Today, the Consumer Financial Protection Bureau announced seven recommendations to help seniors avoid unfair, deceptive or abusive practices in the delivery of financial advice or the sale of financial products – and not a moment too soon. We’ve all heard of retirees being taken to free retirement seminars, where in exchange for a free meal, they are subjected to a high-pressure sales pitch recommending inappropriate products. Senior citizens are often swayed by advisors using one of over 50 “senior specialist” designations of uneven quality. Some require no coursework, others require 18 months of coursework to complete. All consumers have a hard time distinguishing substantive from less substantial certifications, but senior citizens are particularly vulnerable to deception fraud. Having had time to amass more assets than younger consumers, they are a favored target for unscrupulous advisors. They may also be experiencing cognitive decline, making them even less able to evaluate the veracity of an advisor’s certifications. Now, the CFPB has stepped in to urge regulatory action for the protection of senior citizens.
THE CFPB RECOMMENDS
- Better tools for transparency – online tools to verify and compare credentials
- Increased disclosure requirements
- Raising standards – requiring minimum testing and coursework requirements for senior designations
What are consumers supposed to do?
Bear in mind that these are just recommendations, not regulations. Consumers must remain vigilant whenever they see any of the following red flags:
- Overly consistent returns offered – all investments have risk, and none of them go up consistently month over month. If it sounds too good to be true, it probably is
- Complex strategies – advisors may try to confuse you with jargon and sweep your concerns under the rug. Legitimate advisors should be able to explain how a proposed investment makes its return and the risks associated with the investment.
- Pushy salespeople – Reputable investment professionals should not engage in high-pressures sales tactics
- Guarantees – all investments carry risk. Be wary of guarantees
Recommendations in detail
1. The SEC may wish to consider establishing a centralized tool through which senior investors can verify a financial adviser’s designations.
2. The SEC may wish to consider establishing a mechanism to capture complaints and enforcement actions against senior designation holders and consider reporting the data to designation providers consistent with and to the extent allowed by the Commission’s legal obligations.
3. Congress and the SEC may wish to consider requiring financial professionals who utilize a senior designation to provide a disclosure to clients and prospective clients.
4. Policymakers may wish to consider providing minimum standards for acquiring senior designations and the amount of training necessary to earn the designation, including requiring standardized testing and specific number of units of education. This would improve the consistency and quality of designations. Policymakers may also wish to consider prohibiting the use of senior designations issued by any non-accredited conferring organization.

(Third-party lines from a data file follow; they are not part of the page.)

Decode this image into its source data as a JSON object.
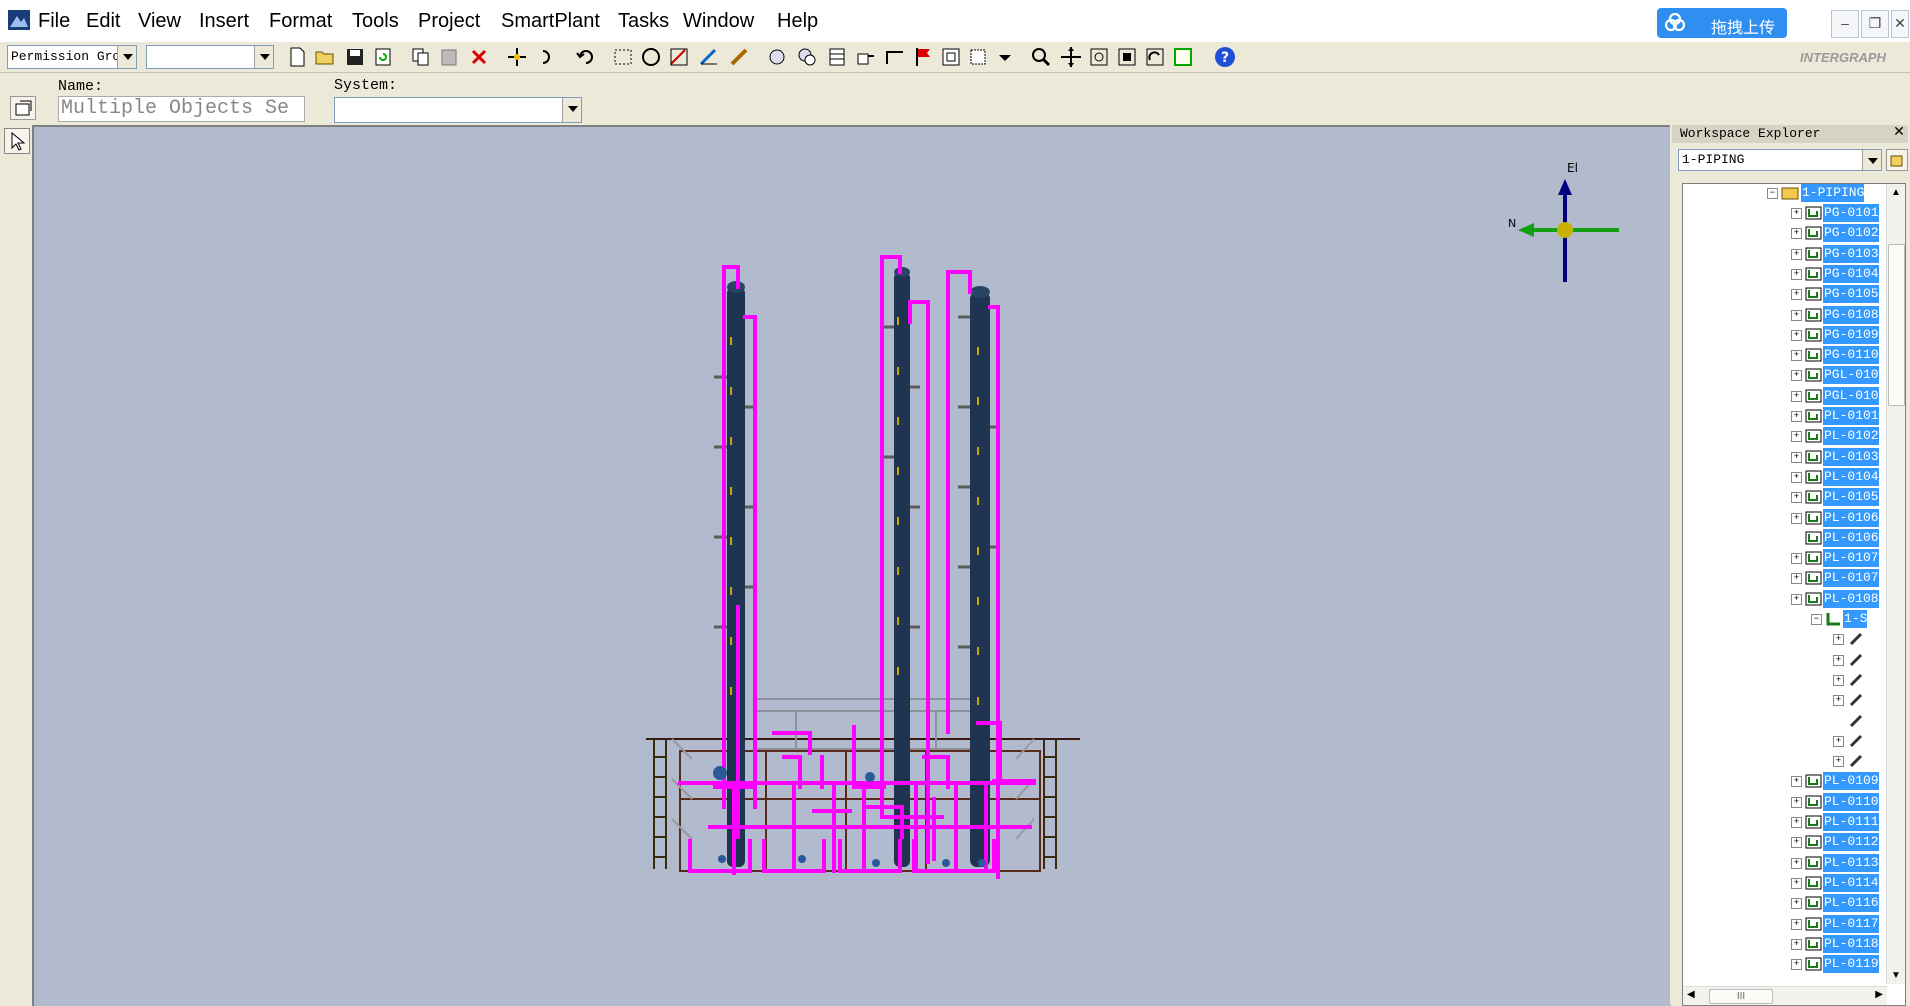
{
  "menu": {
    "items": [
      "File",
      "Edit",
      "View",
      "Insert",
      "Format",
      "Tools",
      "Project",
      "SmartPlant",
      "Tasks",
      "Window",
      "Help"
    ],
    "upload_label": "拖拽上传"
  },
  "toolbar": {
    "permission_group": "Permission Grc",
    "filter_value": ""
  },
  "properties": {
    "name_label": "Name:",
    "name_value": "Multiple Objects Se",
    "system_label": "System:",
    "system_value": ""
  },
  "brand": {
    "logo_text": "INTERGRAPH"
  },
  "compass": {
    "up_label": "El",
    "left_label": "N"
  },
  "explorer": {
    "title": "Workspace Explorer",
    "filter_value": "1-PIPING",
    "root": "1-PIPING",
    "items": [
      "PG-0101",
      "PG-0102",
      "PG-0103",
      "PG-0104",
      "PG-0105",
      "PG-0108",
      "PG-0109",
      "PG-0110",
      "PGL-010",
      "PGL-010",
      "PL-0101",
      "PL-0102",
      "PL-0103",
      "PL-0104",
      "PL-0105",
      "PL-0106",
      "PL-0106",
      "PL-0107",
      "PL-0107",
      "PL-0108"
    ],
    "expanded_child": "1-S",
    "items_after": [
      "PL-0109",
      "PL-0110",
      "PL-0111",
      "PL-0112",
      "PL-0113",
      "PL-0114",
      "PL-0116",
      "PL-0117",
      "PL-0118",
      "PL-0119"
    ],
    "hscroll_label": "III"
  },
  "colors": {
    "pipe": "#ff00ff",
    "column": "#1f3450",
    "viewport": "#b2bacd",
    "selection": "#3399ff"
  }
}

5. Policymakers may wish to consider providing minimum standards of conduct for any person holding a senior designation
6a. Recommendation to SEC and States: policymakers may wish to consider increasing use of existing supervision and enforcement authority to enjoin and penalize misleading or other improper conduct by a holder of a senior designation.
6b. Recommendation to States: where private remedies do not currently exist, policymakers may wish to consider providing consumers with a private right to seek appropriate relief for improper conduct in connection with the use of senior designations.
7. State policymakers may wish to consider requiring financial professionals who utilize a senior designation to provide a disclosure to clients and prospective clients as described in section (3) above.